I’m used to a more subtle, indirect type of racism here in Canada. But after the BLM TO sit-in it was smack in my face, running all my feeds and was the main topic of conversation with all the other queens I know. I’m here for open discussion but when discussions dodge the actual problem and harps on how uncomfortable black assertiveness makes non-black folk feel or how happy we- black folk- should be for being ‘included’- it ain’t worth shit. Being a black gay in Toronto this past summer just wasn’t nice- half the community was against you while the other half hopped on and off the bandwagon simply to be political, edgy or fake-progressive- until shit got too real that is. It wore me out. And my self image deteriorated.
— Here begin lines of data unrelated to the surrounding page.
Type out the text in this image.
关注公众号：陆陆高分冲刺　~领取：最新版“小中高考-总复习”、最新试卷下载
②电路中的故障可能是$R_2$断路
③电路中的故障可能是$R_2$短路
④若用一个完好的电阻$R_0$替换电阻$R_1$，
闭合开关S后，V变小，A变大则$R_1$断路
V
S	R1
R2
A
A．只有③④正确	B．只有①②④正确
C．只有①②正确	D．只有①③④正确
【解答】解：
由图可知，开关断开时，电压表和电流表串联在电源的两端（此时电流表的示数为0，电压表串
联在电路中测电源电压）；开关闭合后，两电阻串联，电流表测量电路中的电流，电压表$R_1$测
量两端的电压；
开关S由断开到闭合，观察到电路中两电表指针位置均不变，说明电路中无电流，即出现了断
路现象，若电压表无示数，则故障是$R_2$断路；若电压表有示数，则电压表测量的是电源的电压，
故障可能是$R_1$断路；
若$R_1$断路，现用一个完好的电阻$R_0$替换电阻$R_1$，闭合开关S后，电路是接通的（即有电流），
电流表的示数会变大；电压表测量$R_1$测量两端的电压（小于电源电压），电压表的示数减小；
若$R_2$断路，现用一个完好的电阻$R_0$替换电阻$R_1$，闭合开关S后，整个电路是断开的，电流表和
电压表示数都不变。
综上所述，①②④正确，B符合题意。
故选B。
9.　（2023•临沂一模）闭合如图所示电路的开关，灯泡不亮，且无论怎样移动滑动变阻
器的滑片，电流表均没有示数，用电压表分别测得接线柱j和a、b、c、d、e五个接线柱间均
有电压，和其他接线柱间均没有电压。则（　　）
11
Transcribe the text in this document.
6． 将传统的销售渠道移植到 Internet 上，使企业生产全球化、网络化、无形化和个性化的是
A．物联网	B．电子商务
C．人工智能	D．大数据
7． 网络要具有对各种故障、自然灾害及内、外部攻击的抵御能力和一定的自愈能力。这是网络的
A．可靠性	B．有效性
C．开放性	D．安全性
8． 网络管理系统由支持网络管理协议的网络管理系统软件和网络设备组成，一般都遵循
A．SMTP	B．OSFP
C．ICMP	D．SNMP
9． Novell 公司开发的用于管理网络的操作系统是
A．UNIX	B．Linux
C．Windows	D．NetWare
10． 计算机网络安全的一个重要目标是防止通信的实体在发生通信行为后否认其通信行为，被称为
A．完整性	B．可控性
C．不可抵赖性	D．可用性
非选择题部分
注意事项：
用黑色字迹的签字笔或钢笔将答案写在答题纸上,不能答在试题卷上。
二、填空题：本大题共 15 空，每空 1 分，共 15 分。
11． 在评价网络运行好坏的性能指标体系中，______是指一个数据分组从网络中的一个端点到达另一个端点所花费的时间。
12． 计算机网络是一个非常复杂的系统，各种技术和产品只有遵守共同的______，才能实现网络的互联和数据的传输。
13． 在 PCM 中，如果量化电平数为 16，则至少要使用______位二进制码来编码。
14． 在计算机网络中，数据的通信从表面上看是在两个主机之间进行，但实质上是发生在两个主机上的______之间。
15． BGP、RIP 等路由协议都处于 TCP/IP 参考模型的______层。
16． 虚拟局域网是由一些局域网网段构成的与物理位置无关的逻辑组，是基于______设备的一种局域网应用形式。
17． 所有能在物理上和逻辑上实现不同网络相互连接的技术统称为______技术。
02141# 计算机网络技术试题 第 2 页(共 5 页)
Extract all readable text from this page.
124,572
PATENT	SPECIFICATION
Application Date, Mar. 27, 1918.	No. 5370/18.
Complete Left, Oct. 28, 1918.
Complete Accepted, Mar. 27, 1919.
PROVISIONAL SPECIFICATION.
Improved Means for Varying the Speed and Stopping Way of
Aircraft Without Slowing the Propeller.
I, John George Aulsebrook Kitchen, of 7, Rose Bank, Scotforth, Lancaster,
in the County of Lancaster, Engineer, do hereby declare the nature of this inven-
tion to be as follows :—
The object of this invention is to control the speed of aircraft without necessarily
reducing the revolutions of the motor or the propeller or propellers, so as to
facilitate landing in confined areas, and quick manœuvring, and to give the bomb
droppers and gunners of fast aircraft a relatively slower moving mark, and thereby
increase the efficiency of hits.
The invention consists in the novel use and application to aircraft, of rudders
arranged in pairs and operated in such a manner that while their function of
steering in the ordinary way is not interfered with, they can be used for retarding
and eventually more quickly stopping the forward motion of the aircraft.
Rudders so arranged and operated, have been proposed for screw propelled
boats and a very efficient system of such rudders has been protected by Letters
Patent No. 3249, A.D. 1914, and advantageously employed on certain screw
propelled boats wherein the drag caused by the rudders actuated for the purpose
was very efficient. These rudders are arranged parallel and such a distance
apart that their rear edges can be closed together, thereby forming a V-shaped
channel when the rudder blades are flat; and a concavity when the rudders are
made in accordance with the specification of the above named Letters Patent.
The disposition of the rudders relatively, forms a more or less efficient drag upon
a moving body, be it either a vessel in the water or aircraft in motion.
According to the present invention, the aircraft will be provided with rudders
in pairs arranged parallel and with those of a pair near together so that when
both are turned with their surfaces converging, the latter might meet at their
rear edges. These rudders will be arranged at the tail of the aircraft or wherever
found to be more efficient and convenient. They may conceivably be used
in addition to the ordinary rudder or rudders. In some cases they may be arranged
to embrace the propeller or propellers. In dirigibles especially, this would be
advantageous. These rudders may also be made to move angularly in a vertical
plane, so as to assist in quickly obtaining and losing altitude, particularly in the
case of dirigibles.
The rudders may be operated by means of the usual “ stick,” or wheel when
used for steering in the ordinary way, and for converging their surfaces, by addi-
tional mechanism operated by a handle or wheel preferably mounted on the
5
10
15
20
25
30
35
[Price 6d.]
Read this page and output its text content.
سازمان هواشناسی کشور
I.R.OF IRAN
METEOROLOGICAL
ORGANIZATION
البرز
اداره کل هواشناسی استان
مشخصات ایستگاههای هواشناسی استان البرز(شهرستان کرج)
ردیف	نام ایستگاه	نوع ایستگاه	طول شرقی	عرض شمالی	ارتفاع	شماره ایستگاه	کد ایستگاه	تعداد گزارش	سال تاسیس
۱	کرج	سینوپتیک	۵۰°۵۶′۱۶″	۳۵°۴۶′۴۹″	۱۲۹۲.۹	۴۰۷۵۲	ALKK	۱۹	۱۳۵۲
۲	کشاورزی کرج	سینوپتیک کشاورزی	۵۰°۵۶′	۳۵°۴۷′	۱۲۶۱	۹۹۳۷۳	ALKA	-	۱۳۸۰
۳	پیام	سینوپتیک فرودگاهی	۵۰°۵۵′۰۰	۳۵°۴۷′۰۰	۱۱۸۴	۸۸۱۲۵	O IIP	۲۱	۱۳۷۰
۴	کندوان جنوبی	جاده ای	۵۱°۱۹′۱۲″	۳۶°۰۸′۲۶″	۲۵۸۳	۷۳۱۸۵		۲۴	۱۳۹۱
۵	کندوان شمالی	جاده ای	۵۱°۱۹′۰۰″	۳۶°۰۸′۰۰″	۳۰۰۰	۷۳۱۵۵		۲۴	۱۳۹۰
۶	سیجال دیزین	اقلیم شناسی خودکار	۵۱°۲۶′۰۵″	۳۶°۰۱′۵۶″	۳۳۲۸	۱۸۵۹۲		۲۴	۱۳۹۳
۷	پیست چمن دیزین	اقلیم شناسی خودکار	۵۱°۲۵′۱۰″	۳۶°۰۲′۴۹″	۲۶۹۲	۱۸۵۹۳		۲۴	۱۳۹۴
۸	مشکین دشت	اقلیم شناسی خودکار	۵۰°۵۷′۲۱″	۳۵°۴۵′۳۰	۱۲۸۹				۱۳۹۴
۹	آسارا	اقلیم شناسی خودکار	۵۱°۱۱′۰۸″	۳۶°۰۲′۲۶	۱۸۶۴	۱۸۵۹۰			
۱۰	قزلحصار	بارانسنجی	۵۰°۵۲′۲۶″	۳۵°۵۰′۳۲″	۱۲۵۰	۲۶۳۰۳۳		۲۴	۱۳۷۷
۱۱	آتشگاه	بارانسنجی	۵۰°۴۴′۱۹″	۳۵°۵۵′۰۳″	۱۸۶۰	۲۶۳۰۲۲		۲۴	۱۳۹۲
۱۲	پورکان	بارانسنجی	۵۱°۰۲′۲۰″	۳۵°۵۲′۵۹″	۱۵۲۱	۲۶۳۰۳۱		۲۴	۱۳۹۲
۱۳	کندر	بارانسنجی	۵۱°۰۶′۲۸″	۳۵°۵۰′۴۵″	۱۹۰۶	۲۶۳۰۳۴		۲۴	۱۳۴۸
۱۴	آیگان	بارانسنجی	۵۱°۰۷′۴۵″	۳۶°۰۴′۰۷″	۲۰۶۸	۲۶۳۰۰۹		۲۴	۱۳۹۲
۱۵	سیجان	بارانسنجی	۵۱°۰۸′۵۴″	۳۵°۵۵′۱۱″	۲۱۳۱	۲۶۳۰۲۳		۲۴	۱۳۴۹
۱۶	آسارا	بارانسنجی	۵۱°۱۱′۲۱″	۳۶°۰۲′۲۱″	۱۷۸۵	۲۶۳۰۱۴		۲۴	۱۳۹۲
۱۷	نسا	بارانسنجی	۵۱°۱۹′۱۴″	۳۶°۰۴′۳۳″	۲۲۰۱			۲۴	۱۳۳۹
I’m not ashamed of my blackness- I just wasn’t fond of the way it was being portrayed as something vile, something not worthy of inclusion and something too easily associated with anger, resentment and hate. I even had to defend how “black I was” because according to a clueless friend- I don’t sling dope, use shitty english and I have a job. Like, you really wanna jump off and tell me to what degree you consider me black? And since when does any of that define an entire group of people anyway? My weed dealer’s white- but I don’t label all white people drug dealers. The hypocrisy is sickening from a community that revolts against being stereotyped and judged yet has no problem doing it to others.
These issues were always here, they just weren’t openly acknowledged. And while I personally dislike all the race talk for the division it creates it’s important to understand that the impact runs deeper than the surface issues. If you constantly hear and read negative shit about yourself you eventually start to believe it. And that’s what happened to me over the last two months- I allowed the ignorance to get to me and fuck with my self confidence and self worth.
Took some time but the light in all this is that I learned to love myself all over again, regardless of the colour of my skin, my heritage or my culture. Self acceptance is a process and we can’t allow negativity in any form to break us, ever. Or taint our image of one another. Stand for what you believe in, accept yourself for whoever you are and just do you!